OpenCL Histogram for BGRA image

Sep 25, 2013 at 10:58 PM
Hi, I started using Cudafy recently and I must say it really is a great product.

What I want to do is calculate the histogram of an image represented by a vector of bytes organized as BGRA. I realized the algorithm in C # using the Interlocker.Increment but I could not find a similar function on Cudafy using OpenCL. Unfortunately Cuda is not an option because the computer on which I run the code I have a Radeon HD6450.
        int length = src.Length / 4;
        int[] luminance = new int[256];
        int[] red = new int[256];
        int[] green = new int[256];
        int[] blue = new int[256];

        Parallel.For(0, length, (i) =>
            int x = i * 4;
            Interlocked.Increment(ref luminance[(int)(0.3 * src[x + 2] + 0.59 * src[x+1] + 0.11 * src[x])]);
            Interlocked.Increment(ref red[src[x + 2]]);
            Interlocked.Increment(ref green[src[x + 1]]);
            Interlocked.Increment(ref blue[src[x]]);
        return new Histogram(luminance, red, green, blue);
Can you advise me on how to implement this algorithm or where I could find the appropriate documentation?

Thank you very much,
Alberto Nuti.
Sep 25, 2013 at 11:58 PM
You need to use atomics, they are also available for openCL.
You might want to split it into 2 stages in order to use atomics only on shared memory:
1 - each block constructs its own version of the histogram, using atomics on shared memory and goalesced loads from global mem.
2 - a reduction process merges all histograms

Sep 26, 2013 at 9:28 AM
When I try to use thread.atomicInc or thread.atomicAdd the app crash when the instruction
is reached...

NotSupportedException is thrown.
Sep 26, 2013 at 2:11 PM
Odd. Just tried the histogram example in the cudafyByExample in opencl mode and it went smoothly.
Would you mind runing that example also, see if you still can't get it working? Perhaps you found an unforseen problem with cudafy's opencl integration on ati cards.
Sep 27, 2013 at 8:35 AM
Edited Sep 27, 2013 at 8:53 AM
I tried the example on the computer with which I develop and I get the exception "BuildProgramFailure" (NVIDIA 9600GT). Then I tried the example on my workstation and it worked perfectly (AMD HD 6450 + AMD Turion II Neo N40L DualCore).
The only problem is that the test correctly reports the name of the video card but says "Processors: 2". My concern is that the example is running on the processor (OpenCL 1.2).

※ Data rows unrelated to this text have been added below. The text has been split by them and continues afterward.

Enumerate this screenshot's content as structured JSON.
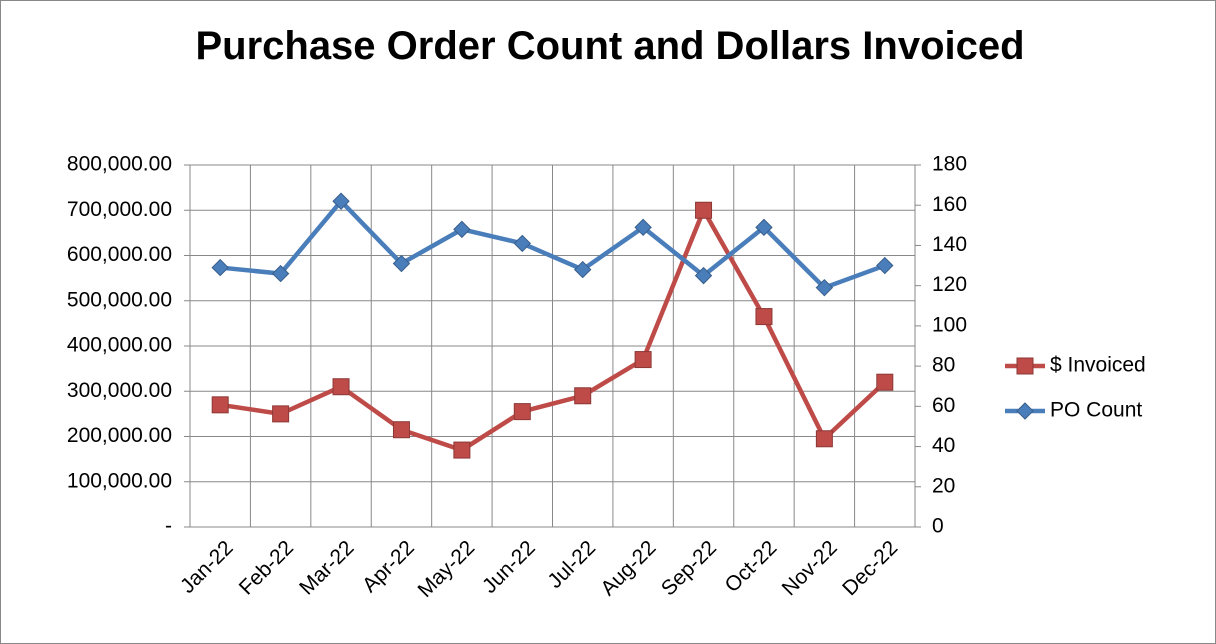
{
  "chart_data": {
    "type": "line",
    "title": "Purchase Order Count and Dollars Invoiced",
    "categories": [
      "Jan-22",
      "Feb-22",
      "Mar-22",
      "Apr-22",
      "May-22",
      "Jun-22",
      "Jul-22",
      "Aug-22",
      "Sep-22",
      "Oct-22",
      "Nov-22",
      "Dec-22"
    ],
    "series": [
      {
        "name": "$ Invoiced",
        "color": "#be4b48",
        "marker": "square",
        "values": [
          270000,
          250000,
          310000,
          215000,
          170000,
          255000,
          290000,
          370000,
          700000,
          465000,
          195000,
          320000
        ]
      },
      {
        "name": "PO Count",
        "color": "#4a7ebb",
        "marker": "diamond",
        "axis": "y2",
        "values": [
          129,
          126,
          162,
          131,
          148,
          141,
          128,
          149,
          125,
          149,
          119,
          130
        ]
      }
    ],
    "ylim": [
      0,
      800000
    ],
    "yticks": [
      {
        "value": 0,
        "label": "-"
      },
      {
        "value": 100000,
        "label": "100,000.00"
      },
      {
        "value": 200000,
        "label": "200,000.00"
      },
      {
        "value": 300000,
        "label": "300,000.00"
      },
      {
        "value": 400000,
        "label": "400,000.00"
      },
      {
        "value": 500000,
        "label": "500,000.00"
      },
      {
        "value": 600000,
        "label": "600,000.00"
      },
      {
        "value": 700000,
        "label": "700,000.00"
      },
      {
        "value": 800000,
        "label": "800,000.00"
      }
    ],
    "y2lim": [
      0,
      180
    ],
    "y2ticks": [
      0,
      20,
      40,
      60,
      80,
      100,
      120,
      140,
      160,
      180
    ],
    "grid": true,
    "legend": "right"
  }
}
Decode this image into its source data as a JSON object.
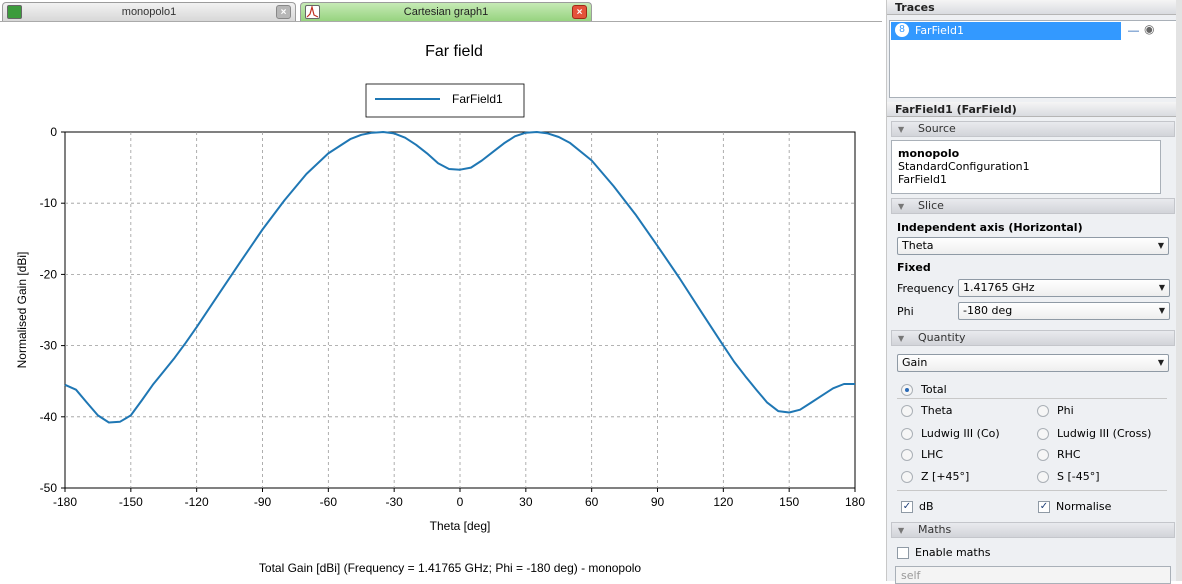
{
  "tabs": [
    {
      "label": "monopolo1",
      "icon": "3d-model-icon",
      "active": false
    },
    {
      "label": "Cartesian graph1",
      "icon": "cartesian-graph-icon",
      "active": true
    }
  ],
  "graph": {
    "title": "Far field",
    "caption": "Total Gain [dBi] (Frequency = 1.41765 GHz; Phi = -180 deg) - monopolo"
  },
  "chart_data": {
    "type": "line",
    "title": "Far field",
    "xlabel": "Theta [deg]",
    "ylabel": "Normalised Gain [dBi]",
    "xlim": [
      -180,
      180
    ],
    "ylim": [
      -50,
      0
    ],
    "xticks": [
      -180,
      -150,
      -120,
      -90,
      -60,
      -30,
      0,
      30,
      60,
      90,
      120,
      150,
      180
    ],
    "yticks": [
      0,
      -10,
      -20,
      -30,
      -40,
      -50
    ],
    "grid": true,
    "legend_position": "top-center",
    "series": [
      {
        "name": "FarField1",
        "color": "#1f77b4",
        "x": [
          -180,
          -175,
          -170,
          -165,
          -160,
          -155,
          -150,
          -145,
          -140,
          -135,
          -130,
          -125,
          -120,
          -110,
          -100,
          -90,
          -80,
          -70,
          -60,
          -50,
          -45,
          -40,
          -35,
          -30,
          -25,
          -20,
          -15,
          -10,
          -5,
          0,
          5,
          10,
          15,
          20,
          25,
          30,
          35,
          40,
          45,
          50,
          60,
          70,
          80,
          90,
          100,
          110,
          120,
          125,
          130,
          135,
          140,
          145,
          150,
          155,
          160,
          165,
          170,
          175,
          180
        ],
        "y": [
          -35.5,
          -36.2,
          -38.0,
          -39.8,
          -40.8,
          -40.7,
          -39.8,
          -37.7,
          -35.5,
          -33.6,
          -31.7,
          -29.6,
          -27.4,
          -22.8,
          -18.2,
          -13.7,
          -9.6,
          -5.9,
          -3.0,
          -1.0,
          -0.4,
          -0.1,
          0.0,
          -0.2,
          -0.8,
          -1.8,
          -3.0,
          -4.4,
          -5.2,
          -5.3,
          -5.0,
          -4.0,
          -2.8,
          -1.6,
          -0.6,
          -0.1,
          0.0,
          -0.2,
          -0.7,
          -1.5,
          -4.0,
          -7.6,
          -11.6,
          -16.0,
          -20.5,
          -25.3,
          -30.0,
          -32.3,
          -34.3,
          -36.2,
          -38.0,
          -39.2,
          -39.4,
          -39.0,
          -38.0,
          -37.0,
          -36.0,
          -35.4,
          -35.4
        ]
      }
    ]
  },
  "panel": {
    "traces_title": "Traces",
    "traces": [
      {
        "label": "FarField1"
      }
    ],
    "trace_header": "FarField1 (FarField)",
    "source_section": "Source",
    "source": {
      "name": "monopolo",
      "config": "StandardConfiguration1",
      "item": "FarField1"
    },
    "slice_section": "Slice",
    "independent_axis_label": "Independent axis (Horizontal)",
    "independent_axis_value": "Theta",
    "fixed_label": "Fixed",
    "frequency_label": "Frequency",
    "frequency_value": "1.41765 GHz",
    "phi_label": "Phi",
    "phi_value": "-180 deg",
    "quantity_section": "Quantity",
    "quantity_value": "Gain",
    "components": [
      {
        "label": "Total",
        "selected": true
      },
      {
        "label": "Theta",
        "selected": false
      },
      {
        "label": "Phi",
        "selected": false
      },
      {
        "label": "Ludwig III (Co)",
        "selected": false
      },
      {
        "label": "Ludwig III (Cross)",
        "selected": false
      },
      {
        "label": "LHC",
        "selected": false
      },
      {
        "label": "RHC",
        "selected": false
      },
      {
        "label": "Z [+45°]",
        "selected": false
      },
      {
        "label": "S [-45°]",
        "selected": false
      }
    ],
    "db_label": "dB",
    "db_checked": true,
    "normalise_label": "Normalise",
    "normalise_checked": true,
    "maths_section": "Maths",
    "enable_maths_label": "Enable maths",
    "enable_maths_checked": false,
    "maths_expression": "self"
  }
}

On wikipedia it says that the atomic functions are available starting with version 2.0, while on the NVIDIA forum for developers someone managed to operate the atomic functions on a 8800GT (OpenCL 1.0). What is the minimum version of OpenCL for atomic functions with Cudafy?

P.S. I run my software on my workstation using RemoteDebugger.
I managed to solve the problem by rewriting my code following the example and it works fine on my workstation.
As a hobby I started working on an image editing software, like Adobe Lightroom. My new questions arise because I want to reuse the code that I wrote for my project, making it more compatible.
Sep 27, 2013 at 9:44 AM
The compute number applies only for nvidia cards. It's not related with the current version of your OpenCL drivers.
On NVIDIA: you'll only be able to run atomics if the compute number is high enough.
On ATI: it will depend on the specific hardware installed.
Sep 27, 2013 at 9:47 AM
"My concern is that the example is running on the processor (OpenCL 1.2)."

Inspect the properties of the gpu object once aquired, see if matches your HD6450. You can specify the device number when you aquire it.